As Bianca reaches her door, a young lad pushes forward, drawing angry looks from the waiting customers. Simply dressed in woollen hose, jerkin and apprentice’s cap, he seems to think himself more important than he has a right to. ‘What’s the matter with you?’ Jenny Solver asks petulantly. ‘Wait your turn, like the rest of us.’

Ignoring her, he presses a folded paper into Bianca’s hand and disappears in the direction of the bridge.

It is only when she has closed the shop again – an hour after nightfall, when the last customer has been served – that Bianca has the opportunity to study the message.

She’d assumed it was a prescription, perhaps from one of the barber-surgeons at St Thomas’s hospital for the poor. But it isn’t. It’s a letter from Reynard Gault, written in a sweeping hand as ostentatious as the man himself – so much so that the lines have to curve downwards at the end to prevent themselves tumbling off the page:

To Mistress Merton, my greetings and most respectful compliments. Mindful of your undoubted skill at physic, coupled with the mercy Almighty God has shown unto you of late, I desire you to repair to my house on Giltspur Street at Smithfield, at your earliest convenience. I find myself in need of your competence, to protect myself and my interests from this present dreadful winnowing. In addition, I have a confidence to impart that may be advantageous to you.

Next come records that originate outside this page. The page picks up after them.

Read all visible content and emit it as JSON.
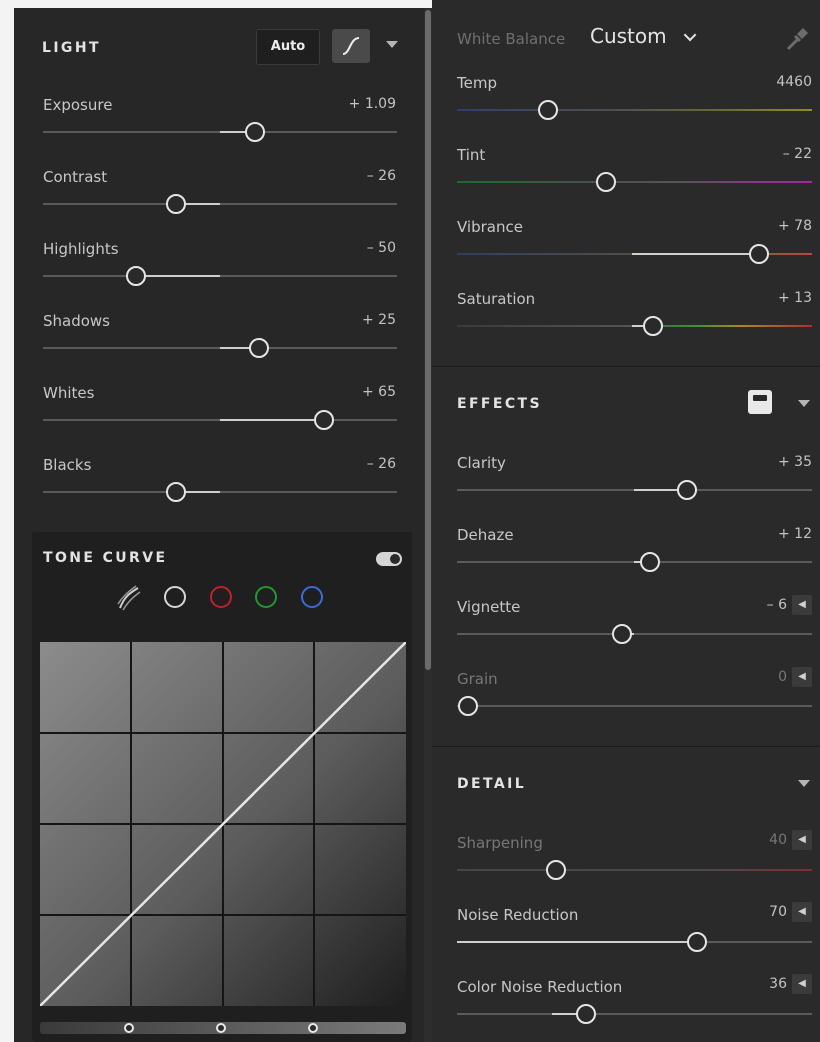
{
  "light": {
    "title": "LIGHT",
    "auto_label": "Auto",
    "sliders": [
      {
        "label": "Exposure",
        "value": "+ 1.09",
        "pos": 0.6
      },
      {
        "label": "Contrast",
        "value": "– 26",
        "pos": 0.37
      },
      {
        "label": "Highlights",
        "value": "– 50",
        "pos": 0.25
      },
      {
        "label": "Shadows",
        "value": "+ 25",
        "pos": 0.62
      },
      {
        "label": "Whites",
        "value": "+ 65",
        "pos": 0.8
      },
      {
        "label": "Blacks",
        "value": "– 26",
        "pos": 0.37
      }
    ]
  },
  "tone_curve": {
    "title": "TONE CURVE",
    "channels": [
      "parametric-curve-icon",
      "rgb-point-icon",
      "red-channel-icon",
      "green-channel-icon",
      "blue-channel-icon"
    ]
  },
  "white_balance": {
    "label": "White Balance",
    "value": "Custom"
  },
  "color": {
    "sliders": [
      {
        "label": "Temp",
        "value": "4460",
        "pos": 0.25
      },
      {
        "label": "Tint",
        "value": "– 22",
        "pos": 0.42
      },
      {
        "label": "Vibrance",
        "value": "+ 78",
        "pos": 0.87
      },
      {
        "label": "Saturation",
        "value": "+ 13",
        "pos": 0.56
      }
    ]
  },
  "effects": {
    "title": "EFFECTS",
    "sliders": [
      {
        "label": "Clarity",
        "value": "+ 35",
        "pos": 0.67
      },
      {
        "label": "Dehaze",
        "value": "+ 12",
        "pos": 0.55
      },
      {
        "label": "Vignette",
        "value": "– 6",
        "pos": 0.47
      },
      {
        "label": "Grain",
        "value": "0",
        "pos": 0.0
      }
    ]
  },
  "detail": {
    "title": "DETAIL",
    "sliders": [
      {
        "label": "Sharpening",
        "value": "40",
        "pos": 0.28
      },
      {
        "label": "Noise Reduction",
        "value": "70",
        "pos": 0.7
      },
      {
        "label": "Color Noise Reduction",
        "value": "36",
        "pos": 0.36
      }
    ]
  },
  "colors": {
    "panel_bg": "#2a2a2a",
    "knob": "#e6e6e6",
    "red_channel": "#c0202a",
    "green_channel": "#1e9a2e",
    "blue_channel": "#3c6bd8"
  }
}
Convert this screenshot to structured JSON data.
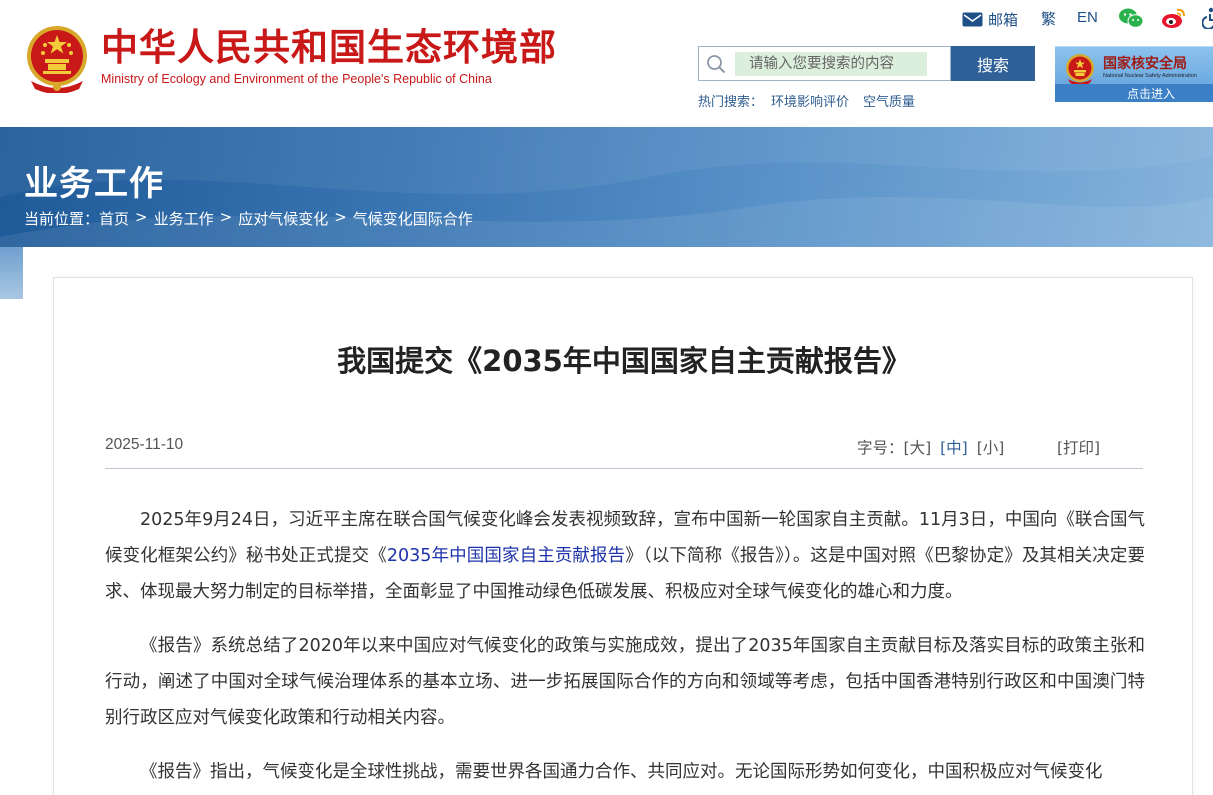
{
  "header": {
    "title_cn": "中华人民共和国生态环境部",
    "title_en": "Ministry of Ecology and Environment of the People's Republic of China",
    "top_links": {
      "mail": "邮箱",
      "traditional": "繁",
      "english": "EN"
    },
    "search": {
      "placeholder": "请输入您要搜索的内容",
      "button_label": "搜索"
    },
    "hot_search": {
      "label": "热门搜索：",
      "items": [
        "环境影响评价",
        "空气质量"
      ]
    },
    "nnsa_banner": {
      "title": "国家核安全局",
      "subtitle": "National Nuclear Safety Administration",
      "enter": "点击进入"
    }
  },
  "banner": {
    "section_title": "业务工作",
    "breadcrumb": {
      "label": "当前位置：",
      "items": [
        "首页",
        "业务工作",
        "应对气候变化",
        "气候变化国际合作"
      ],
      "separator": ">"
    }
  },
  "article": {
    "title": "我国提交《2035年中国国家自主贡献报告》",
    "date": "2025-11-10",
    "font_size": {
      "label": "字号：",
      "large": "[大]",
      "medium": "[中]",
      "small": "[小]"
    },
    "print": "[打印]",
    "paragraphs": [
      {
        "before": "2025年9月24日，习近平主席在联合国气候变化峰会发表视频致辞，宣布中国新一轮国家自主贡献。11月3日，中国向《联合国气候变化框架公约》秘书处正式提交《",
        "link": "2035年中国国家自主贡献报告",
        "after": "》（以下简称《报告》）。这是中国对照《巴黎协定》及其相关决定要求、体现最大努力制定的目标举措，全面彰显了中国推动绿色低碳发展、积极应对全球气候变化的雄心和力度。"
      },
      {
        "text": "《报告》系统总结了2020年以来中国应对气候变化的政策与实施成效，提出了2035年国家自主贡献目标及落实目标的政策主张和行动，阐述了中国对全球气候治理体系的基本立场、进一步拓展国际合作的方向和领域等考虑，包括中国香港特别行政区和中国澳门特别行政区应对气候变化政策和行动相关内容。"
      },
      {
        "text": "《报告》指出，气候变化是全球性挑战，需要世界各国通力合作、共同应对。无论国际形势如何变化，中国积极应对气候变化"
      }
    ]
  },
  "colors": {
    "brand_red": "#c81818",
    "primary_blue": "#2f6097",
    "link_blue": "#1f33a9",
    "search_input_bg": "#dcefdc"
  }
}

Your True Friend whilst I breathe,

Rynd Gault

She reads it three times, gaining much pleasure from the fact that the popinjay who’d had the gall to imply to her face that she was a charlatan now has need of her. But when she lays the letter aside, she’s still none the wiser. What confidence could he possibly have to share with her that would be to her advantage?

Unless, of course, he knows more about why Robert Cecil sent Nicholas to Morocco than he’s admitting.

Or he’s suddenly and uncharacteristically found the need to unburden himself of the sin of lying – about knowing Solomon Mandel.

25

The Bab Doukkala. Hadir gives Nicholas the name so quickly he can barely catch it.

It is unlike any city gate he has ever seen: a concentric nest of archways decorated in arabesque carvings and tiled in vivid colours: blues as brilliant as the sky and yellows as fiery as the sun, interlaced with weaving threads of silver. On either side, two forbidding towers of red mortar command the approach. From the battlements, bored sentries look down upon a throng of tradesmen, farmers, potters, weavers, spice merchants, all touting for business as vocally as any at St Saviour’s market on Bankside.